IBM broke ground on what is planned to be one of the world's most efficient data centers. The $12.4 million, 6,000 square foot center, located on the Syracuse University campus in New York, is being built with the goal of using 50% less energy than existing facilities.
The facility will differentiate itself from other energy-efficient data centers by focusing on construction instead of just hardware and software. That means building an on-site electrical co-generation system with gas-fueled microturbine engines to generate electricity as well as water-cooled server racks. IBM will also use heat from the turbines to cool data center hardware and use excess heat to warm up other campus buildings.
Despite a focus on construction, IBM isn't ignoring the internal workings of the data center. The facility will contain numerous sensors to direct workloads to optimal servers, and will target cooling only to servers that need it, thereby preventing energy from being wasted on non-functional equipment.
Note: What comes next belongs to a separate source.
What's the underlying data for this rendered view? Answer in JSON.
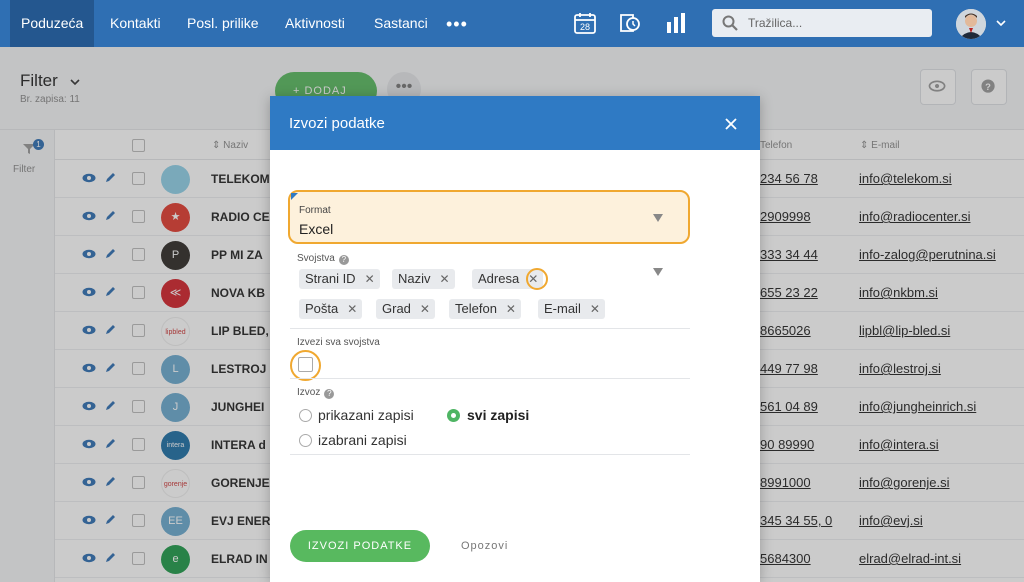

IBM's data center, expected to be completed in five to six months, will be a testing ground for improvements in other IBM data centers. Energy-efficiency and energy generation techniques will be integrated into IBM's "Smarter Planet" initiative as they develop. If IBM can figure out new ways of saving energy in data centers at the Syracuse site, it will be able to save some serious cash—data centers in the U.S. use over 62 billion kilowatt hours of power annually for a cost of $4.5 billion.